Paris Attacks: Why the French Youth?

Victoria Vale

Much of the world news coverage in recent weeks has been focused on the attacks on Paris, attacks that killed at least 130 people and injured over 300 on the 13th. Over the period of a few hours, six coordinated attacks occurred at six locations in Paris, with the most major attacks taking place at a soccer stadium and a concert hall, both attended mostly by young people. The French government has reacted to these attacks with anger, declaring a state of emergency and vowing to fight the groups responsible for the deaths. Other national leaders have declared their support for France — among them President Obama, German Chancellor Merkel, Canadian Prime Minister Trudeau, Russian President Putin, Iranian President Rouhani, and Chinese President Xi Jinping — all expressing their outrage at the killings and sympathies for the French people.

This latest attack stands as the worst terror attack in France’s history, but it is far from one of few. 2015 alone saw six separate events, including the widely-publicized attack on Charlie Hebdo, with deaths totaling at at least 150 (129+ of those a result of the latest event). Many recall the 1980s, a decade in which thirty-five individual terror attacks took place in France attributed to several Middle-Eastern-affiliated groups, including Al-Qaeda and Hezbollah.

These continued attacks on the French people over decades raises a question: why focus on France, and in this case, why Paris? Upon consideration, the most straightforward answer can stem from France’s increased bombing of ISIS’s training camps in response to the foiled attack on a French train in August, a decision the French government expected to incite more terror attacks at home. After taking a closer look, however, it can be seen that the issue of “why” goes much deeper. France has the second-largest population of Muslims in the EU, with French Muslims making up 7.5% of the nation’s population. Such a significant percentage, however, has not guaranteed the acceptance of the group. In fact, the French Muslim and non-Muslim residents have often been at odds with one another. Laws have been passed banning the public use of Islamic religious symbols, the wearing of niqabs and burqas, and public service workers have been called out for acting on prejudices against women choosing to wear hijabs. Many residents of Paris’s banlieues — a name for its suburbs largely dominated by immigrants — report feeling isolated from the city and its community, with Parisians rarely visiting their areas and residents rarely leaving. The existence of these socially-separated neighborhoods has been called a “social frontier”, with residency in them being a serious barrier from employment, and with most inhabitants reporting having had at least one experience with discrimination.

Such commonplace discrimination by the French people has been considered not only a cause of foreign terrorism, but also a significant cause of its homegrown terrorism. It has been estimated that over half the 3,000+ Europeans who left Europe to join ISIS came from France, and there can be no measure of the number of people who, angered by their continued oppression by their own nation, have been radicalized and plan to seek revenge without even leaving the country.

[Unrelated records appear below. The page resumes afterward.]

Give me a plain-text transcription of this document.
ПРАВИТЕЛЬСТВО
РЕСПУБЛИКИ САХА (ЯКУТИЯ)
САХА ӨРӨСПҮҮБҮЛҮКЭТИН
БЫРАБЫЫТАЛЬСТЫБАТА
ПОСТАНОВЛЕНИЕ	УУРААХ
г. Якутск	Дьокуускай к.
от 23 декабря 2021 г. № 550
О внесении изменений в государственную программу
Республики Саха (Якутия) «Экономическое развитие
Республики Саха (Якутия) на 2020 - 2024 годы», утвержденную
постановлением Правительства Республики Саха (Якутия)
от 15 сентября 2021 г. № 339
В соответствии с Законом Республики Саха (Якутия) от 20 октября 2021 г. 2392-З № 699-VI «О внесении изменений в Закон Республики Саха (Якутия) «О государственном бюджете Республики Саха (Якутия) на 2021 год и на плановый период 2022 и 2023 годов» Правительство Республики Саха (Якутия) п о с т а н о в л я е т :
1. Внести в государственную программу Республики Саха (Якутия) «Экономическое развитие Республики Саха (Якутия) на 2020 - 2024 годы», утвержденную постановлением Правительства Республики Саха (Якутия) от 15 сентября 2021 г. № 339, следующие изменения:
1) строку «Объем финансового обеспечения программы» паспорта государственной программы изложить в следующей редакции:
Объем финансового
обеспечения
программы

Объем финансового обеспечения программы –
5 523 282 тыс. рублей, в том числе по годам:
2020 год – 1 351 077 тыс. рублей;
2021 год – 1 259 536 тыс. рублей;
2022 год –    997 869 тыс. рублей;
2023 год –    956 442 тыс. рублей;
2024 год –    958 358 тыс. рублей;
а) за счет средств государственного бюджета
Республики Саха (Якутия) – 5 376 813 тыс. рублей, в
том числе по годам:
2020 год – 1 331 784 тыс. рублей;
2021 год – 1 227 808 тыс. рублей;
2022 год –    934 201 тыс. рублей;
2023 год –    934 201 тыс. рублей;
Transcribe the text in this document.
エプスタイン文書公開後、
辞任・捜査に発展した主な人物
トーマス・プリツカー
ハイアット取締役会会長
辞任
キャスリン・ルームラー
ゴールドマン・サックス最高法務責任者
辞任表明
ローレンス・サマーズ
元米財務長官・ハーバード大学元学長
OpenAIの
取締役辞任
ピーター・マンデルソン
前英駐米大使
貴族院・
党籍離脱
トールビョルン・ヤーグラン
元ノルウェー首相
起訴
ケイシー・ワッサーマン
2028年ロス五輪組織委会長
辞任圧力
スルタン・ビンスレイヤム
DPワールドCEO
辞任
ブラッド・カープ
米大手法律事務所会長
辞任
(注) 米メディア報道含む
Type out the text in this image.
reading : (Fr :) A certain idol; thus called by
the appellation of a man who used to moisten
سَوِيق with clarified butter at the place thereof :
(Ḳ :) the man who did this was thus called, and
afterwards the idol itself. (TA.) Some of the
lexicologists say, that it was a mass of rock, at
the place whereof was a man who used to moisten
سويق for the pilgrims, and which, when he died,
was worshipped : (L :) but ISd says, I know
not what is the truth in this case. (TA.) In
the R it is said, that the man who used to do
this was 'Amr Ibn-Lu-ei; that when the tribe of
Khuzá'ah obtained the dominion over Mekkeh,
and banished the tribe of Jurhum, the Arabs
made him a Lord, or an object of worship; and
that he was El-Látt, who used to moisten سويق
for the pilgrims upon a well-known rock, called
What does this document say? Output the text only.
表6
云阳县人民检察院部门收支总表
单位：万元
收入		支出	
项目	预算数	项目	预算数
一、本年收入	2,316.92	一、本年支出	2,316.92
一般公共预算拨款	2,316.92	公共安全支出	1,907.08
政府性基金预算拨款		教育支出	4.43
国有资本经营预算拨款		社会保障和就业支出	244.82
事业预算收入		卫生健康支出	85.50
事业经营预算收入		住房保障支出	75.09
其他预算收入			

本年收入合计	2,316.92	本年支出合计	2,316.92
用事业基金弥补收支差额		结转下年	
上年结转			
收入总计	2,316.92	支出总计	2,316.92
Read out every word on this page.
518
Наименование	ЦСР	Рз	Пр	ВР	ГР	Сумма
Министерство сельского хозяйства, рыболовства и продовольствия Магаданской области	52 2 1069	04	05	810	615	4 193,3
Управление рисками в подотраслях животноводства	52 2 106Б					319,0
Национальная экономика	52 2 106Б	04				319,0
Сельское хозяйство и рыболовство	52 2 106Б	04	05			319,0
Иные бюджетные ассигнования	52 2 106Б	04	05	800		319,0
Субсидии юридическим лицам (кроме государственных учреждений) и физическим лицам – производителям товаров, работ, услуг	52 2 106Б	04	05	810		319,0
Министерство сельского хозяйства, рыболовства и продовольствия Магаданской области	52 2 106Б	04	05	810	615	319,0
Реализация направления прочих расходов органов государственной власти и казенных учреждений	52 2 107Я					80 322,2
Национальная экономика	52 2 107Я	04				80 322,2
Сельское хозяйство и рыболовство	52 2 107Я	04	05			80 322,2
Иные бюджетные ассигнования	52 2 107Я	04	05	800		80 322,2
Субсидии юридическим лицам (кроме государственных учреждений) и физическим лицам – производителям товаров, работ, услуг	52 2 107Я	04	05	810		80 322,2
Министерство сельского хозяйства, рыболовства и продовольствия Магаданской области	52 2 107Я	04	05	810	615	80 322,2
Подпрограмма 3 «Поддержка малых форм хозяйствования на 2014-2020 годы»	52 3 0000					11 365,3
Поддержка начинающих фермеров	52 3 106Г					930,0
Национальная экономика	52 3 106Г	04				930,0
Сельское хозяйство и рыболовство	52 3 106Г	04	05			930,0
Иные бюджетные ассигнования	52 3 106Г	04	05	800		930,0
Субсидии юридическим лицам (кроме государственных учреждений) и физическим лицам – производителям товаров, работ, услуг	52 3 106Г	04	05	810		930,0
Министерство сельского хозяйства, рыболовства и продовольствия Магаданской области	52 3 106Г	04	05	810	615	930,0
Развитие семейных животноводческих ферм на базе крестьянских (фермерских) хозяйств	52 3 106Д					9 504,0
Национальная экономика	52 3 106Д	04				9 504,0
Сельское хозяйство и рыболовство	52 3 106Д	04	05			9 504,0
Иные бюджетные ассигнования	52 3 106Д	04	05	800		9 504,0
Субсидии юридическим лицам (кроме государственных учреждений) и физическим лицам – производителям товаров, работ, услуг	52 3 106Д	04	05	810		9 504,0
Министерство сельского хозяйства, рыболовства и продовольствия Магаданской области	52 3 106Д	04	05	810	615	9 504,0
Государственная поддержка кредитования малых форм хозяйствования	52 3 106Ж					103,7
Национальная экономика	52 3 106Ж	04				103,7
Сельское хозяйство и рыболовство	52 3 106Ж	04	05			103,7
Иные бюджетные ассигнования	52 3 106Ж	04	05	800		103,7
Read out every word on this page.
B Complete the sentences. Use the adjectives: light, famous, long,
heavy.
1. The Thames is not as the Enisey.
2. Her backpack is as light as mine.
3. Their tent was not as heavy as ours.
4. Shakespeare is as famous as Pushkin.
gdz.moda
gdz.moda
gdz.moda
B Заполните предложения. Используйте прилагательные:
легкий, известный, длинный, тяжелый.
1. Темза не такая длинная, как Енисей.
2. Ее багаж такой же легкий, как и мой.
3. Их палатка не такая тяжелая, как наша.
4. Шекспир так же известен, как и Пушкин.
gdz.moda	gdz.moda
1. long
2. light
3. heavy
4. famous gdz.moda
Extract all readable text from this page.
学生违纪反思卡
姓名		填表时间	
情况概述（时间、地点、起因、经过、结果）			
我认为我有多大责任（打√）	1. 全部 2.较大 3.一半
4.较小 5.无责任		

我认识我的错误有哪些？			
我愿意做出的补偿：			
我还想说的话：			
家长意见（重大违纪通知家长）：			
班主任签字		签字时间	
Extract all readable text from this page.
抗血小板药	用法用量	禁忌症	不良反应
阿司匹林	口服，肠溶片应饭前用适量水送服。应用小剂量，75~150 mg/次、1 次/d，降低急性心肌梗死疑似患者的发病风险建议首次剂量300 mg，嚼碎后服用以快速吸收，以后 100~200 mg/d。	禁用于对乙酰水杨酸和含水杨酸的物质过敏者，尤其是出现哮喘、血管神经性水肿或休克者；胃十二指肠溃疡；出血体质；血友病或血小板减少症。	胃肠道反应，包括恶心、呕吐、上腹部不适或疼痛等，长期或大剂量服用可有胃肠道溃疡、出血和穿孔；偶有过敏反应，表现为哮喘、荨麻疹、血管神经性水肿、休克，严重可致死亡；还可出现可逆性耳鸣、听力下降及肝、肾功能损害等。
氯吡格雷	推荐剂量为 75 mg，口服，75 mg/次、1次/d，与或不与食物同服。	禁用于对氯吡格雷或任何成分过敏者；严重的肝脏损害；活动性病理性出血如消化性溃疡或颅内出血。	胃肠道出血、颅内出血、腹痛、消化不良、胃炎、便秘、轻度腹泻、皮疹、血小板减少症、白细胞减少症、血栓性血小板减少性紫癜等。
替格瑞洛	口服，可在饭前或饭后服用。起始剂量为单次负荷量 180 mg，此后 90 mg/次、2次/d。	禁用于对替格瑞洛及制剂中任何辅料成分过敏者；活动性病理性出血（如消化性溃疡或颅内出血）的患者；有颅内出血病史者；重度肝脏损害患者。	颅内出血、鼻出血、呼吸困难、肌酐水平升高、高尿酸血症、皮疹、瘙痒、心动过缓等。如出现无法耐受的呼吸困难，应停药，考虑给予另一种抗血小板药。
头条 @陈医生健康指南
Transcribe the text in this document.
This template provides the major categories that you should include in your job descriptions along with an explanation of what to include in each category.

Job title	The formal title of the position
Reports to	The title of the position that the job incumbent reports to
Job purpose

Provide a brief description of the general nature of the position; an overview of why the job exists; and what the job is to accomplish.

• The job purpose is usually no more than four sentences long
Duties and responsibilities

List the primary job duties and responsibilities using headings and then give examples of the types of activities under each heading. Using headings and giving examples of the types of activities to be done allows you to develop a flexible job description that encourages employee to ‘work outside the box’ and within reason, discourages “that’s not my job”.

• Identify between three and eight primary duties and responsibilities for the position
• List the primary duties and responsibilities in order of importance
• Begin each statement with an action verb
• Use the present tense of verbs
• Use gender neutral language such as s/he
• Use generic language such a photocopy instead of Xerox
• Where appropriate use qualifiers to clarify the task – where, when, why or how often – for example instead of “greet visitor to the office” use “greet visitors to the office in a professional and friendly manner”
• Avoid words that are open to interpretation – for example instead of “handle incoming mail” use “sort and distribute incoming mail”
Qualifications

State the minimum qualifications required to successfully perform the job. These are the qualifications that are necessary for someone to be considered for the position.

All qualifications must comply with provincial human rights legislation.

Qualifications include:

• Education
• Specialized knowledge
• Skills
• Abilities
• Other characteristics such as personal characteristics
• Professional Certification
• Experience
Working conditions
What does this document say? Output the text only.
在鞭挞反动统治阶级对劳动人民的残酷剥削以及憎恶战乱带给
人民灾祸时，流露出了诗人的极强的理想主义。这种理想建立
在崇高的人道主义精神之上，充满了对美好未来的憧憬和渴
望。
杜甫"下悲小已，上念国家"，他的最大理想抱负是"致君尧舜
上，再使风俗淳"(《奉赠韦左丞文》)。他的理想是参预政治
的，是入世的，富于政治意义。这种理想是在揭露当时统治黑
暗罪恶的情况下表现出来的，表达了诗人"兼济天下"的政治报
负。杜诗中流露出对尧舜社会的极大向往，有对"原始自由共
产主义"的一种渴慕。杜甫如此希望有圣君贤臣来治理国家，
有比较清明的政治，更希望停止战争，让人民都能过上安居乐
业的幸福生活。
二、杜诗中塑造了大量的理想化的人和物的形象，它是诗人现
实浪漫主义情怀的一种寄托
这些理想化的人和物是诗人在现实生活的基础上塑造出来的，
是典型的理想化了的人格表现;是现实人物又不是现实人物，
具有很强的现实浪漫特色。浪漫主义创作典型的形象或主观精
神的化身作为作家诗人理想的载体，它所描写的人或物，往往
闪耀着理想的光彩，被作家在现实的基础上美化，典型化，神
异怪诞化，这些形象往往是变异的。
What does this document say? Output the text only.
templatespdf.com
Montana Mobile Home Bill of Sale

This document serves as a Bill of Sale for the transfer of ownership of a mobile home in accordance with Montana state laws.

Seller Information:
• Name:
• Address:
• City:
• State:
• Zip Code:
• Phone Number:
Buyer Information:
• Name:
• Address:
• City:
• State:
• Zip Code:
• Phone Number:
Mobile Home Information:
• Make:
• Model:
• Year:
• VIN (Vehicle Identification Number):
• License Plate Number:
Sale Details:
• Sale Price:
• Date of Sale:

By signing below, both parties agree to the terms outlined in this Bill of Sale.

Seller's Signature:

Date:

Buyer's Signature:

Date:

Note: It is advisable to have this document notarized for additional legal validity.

In general, it is true that older generations of people tend to be more prejudiced in this day in age, whereas the youth tend to be more liberal in views. Yet, in the attacks occurring this November, it seems ISIS was specifically targeting young people. Its largest attack of the six was on the Bataclan concert hall, in which a concert for the American band “Eagles of Death Metal” was being held, a concert attended almost entirely by young people. Also attacked was a French soccer stadium, another place commonly inhabited by the younger generation.  

It is known that terrorists typically choose their targets based on emotional impact, rather than political importance, as their ultimate goal is to cause fear amongst people. It has been found that in the long-term, traumatic events like these attacks can cause serious psychological damage and instability in the community, which can thus affect businesses and social relations in a population. Many of the French youth who have been interviewed following the attacks have reported changes in their behavior consistent with these studies, with many reporting barely leaving their houses for fear of being victim to another attack. The actions of these attackers, however, despite their desire to get revenge for the constant discrimination they have experienced, have particularly worsened the situation for Muslims living in and around Paris. As reported by one young Muslim woman who wears a veil, the garment “makes me stand out, it makes me obvious. I’m afraid of how people will look at me. But most of all I’m afraid to go into Paris.” The likelihood of even more of this prejudice in the Parisian community, as acknowledged by a non-Muslim French youth, increases with every attack. As she told Newsweek, “For now, people in Paris are standing together, the city is full of love, but what will last will be the racism. What will remain is the fear.”

If anything, the attacks on Paris in November further heighten the need not only to stop ISIS, but to rid nations of their internal prejudices. Regardless of whether they directly contribute to fighting ISIS, many experts have advised nations to work on decreasing racism within their own populations as an effort to prevent the formation of future terrorist groups, and thus to protect the lives of future generations of people.